We also need to take the demands and energy of our movement into our unions. Over 6 million people are organised in our trade unions, many of whom have existing policies on climate change. Where they don’t, we need to take on the arguments that fossil fuel industries provide jobs with arguments for a different vision of work and for green jobs.  Most importantly in a battle against the powerful corporations and lobbies driven by profit our unions are organised where we make that profit and can turn it off. On March the 15th Belgium power workers went on strike in support of the school student climate strike and to make sure they had a say in a just transition from fossil fuels. In the USA coalitions are forming between indigenous people, trade unions and local communities to fight for climate justice.
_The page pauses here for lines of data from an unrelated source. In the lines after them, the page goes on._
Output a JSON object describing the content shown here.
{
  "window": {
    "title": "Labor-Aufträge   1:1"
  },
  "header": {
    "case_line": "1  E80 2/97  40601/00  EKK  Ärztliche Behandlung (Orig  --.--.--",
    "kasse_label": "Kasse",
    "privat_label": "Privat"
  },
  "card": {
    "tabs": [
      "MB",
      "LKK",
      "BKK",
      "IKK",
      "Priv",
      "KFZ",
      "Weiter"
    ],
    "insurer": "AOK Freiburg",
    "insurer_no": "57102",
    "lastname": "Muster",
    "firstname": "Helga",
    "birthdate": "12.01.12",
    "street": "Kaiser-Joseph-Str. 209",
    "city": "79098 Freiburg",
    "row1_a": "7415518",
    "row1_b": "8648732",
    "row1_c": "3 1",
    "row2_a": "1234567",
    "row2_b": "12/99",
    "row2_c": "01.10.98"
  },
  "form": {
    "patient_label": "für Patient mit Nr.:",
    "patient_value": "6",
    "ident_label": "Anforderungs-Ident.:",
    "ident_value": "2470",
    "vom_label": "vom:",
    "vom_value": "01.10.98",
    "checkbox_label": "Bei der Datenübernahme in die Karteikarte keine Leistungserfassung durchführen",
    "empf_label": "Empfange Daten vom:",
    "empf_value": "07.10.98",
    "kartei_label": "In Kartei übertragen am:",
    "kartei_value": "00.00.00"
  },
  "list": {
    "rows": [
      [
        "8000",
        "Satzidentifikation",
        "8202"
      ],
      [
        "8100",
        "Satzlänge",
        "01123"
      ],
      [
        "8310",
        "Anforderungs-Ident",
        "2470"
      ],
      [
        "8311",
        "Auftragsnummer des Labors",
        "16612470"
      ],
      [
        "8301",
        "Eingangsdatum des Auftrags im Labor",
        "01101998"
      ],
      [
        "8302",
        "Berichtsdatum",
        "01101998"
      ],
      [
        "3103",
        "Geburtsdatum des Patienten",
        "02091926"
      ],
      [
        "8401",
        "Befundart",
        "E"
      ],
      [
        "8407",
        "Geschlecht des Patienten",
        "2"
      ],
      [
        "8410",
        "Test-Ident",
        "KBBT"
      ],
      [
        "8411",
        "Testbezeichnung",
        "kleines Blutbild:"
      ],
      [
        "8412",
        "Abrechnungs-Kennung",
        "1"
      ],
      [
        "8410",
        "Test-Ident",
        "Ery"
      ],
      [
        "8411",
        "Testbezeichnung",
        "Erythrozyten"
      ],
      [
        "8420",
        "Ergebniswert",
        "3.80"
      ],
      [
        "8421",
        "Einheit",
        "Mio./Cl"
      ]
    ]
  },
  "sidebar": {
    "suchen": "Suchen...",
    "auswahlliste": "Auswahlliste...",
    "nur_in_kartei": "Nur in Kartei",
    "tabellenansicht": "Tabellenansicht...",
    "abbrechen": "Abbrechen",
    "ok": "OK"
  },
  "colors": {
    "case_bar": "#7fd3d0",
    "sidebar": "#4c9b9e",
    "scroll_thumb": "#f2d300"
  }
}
It is great that we now have politicians listening to and raising the demands of the movement, but we will have to have an active movement to keep the pressure on. The Mayor of London declared a climate emergence in 2018 but little has changed. After a week of protests the Mayor unbelievably called on campaigners to let London return to ‘business as usual’. XR is demanding a citizen’s assembly as part of the move towards greater democratic control over solving the climate crisis. However, there is no single democratic mechanism that will force change unless it is backed by the power of a mass movement. Ultimately our movement will need to directly challenge the private ownership and control of our economy if we are to make democratic, rational and urgent decisions about how and what we produce, rather than leave it to the madness of the market.

Another world is possible

We stand at the precipice of disaster for humanity. Our movement gives us hope that changes can be made but also in our global struggle. In the bonds that are being built and the demands that are being raised there lies the possibility of another world. The possibility that we can bring an end to the capitalist system that is eating our planet and threatening to destroy humanity and builds a new society based on global cooperation and respect for the environment.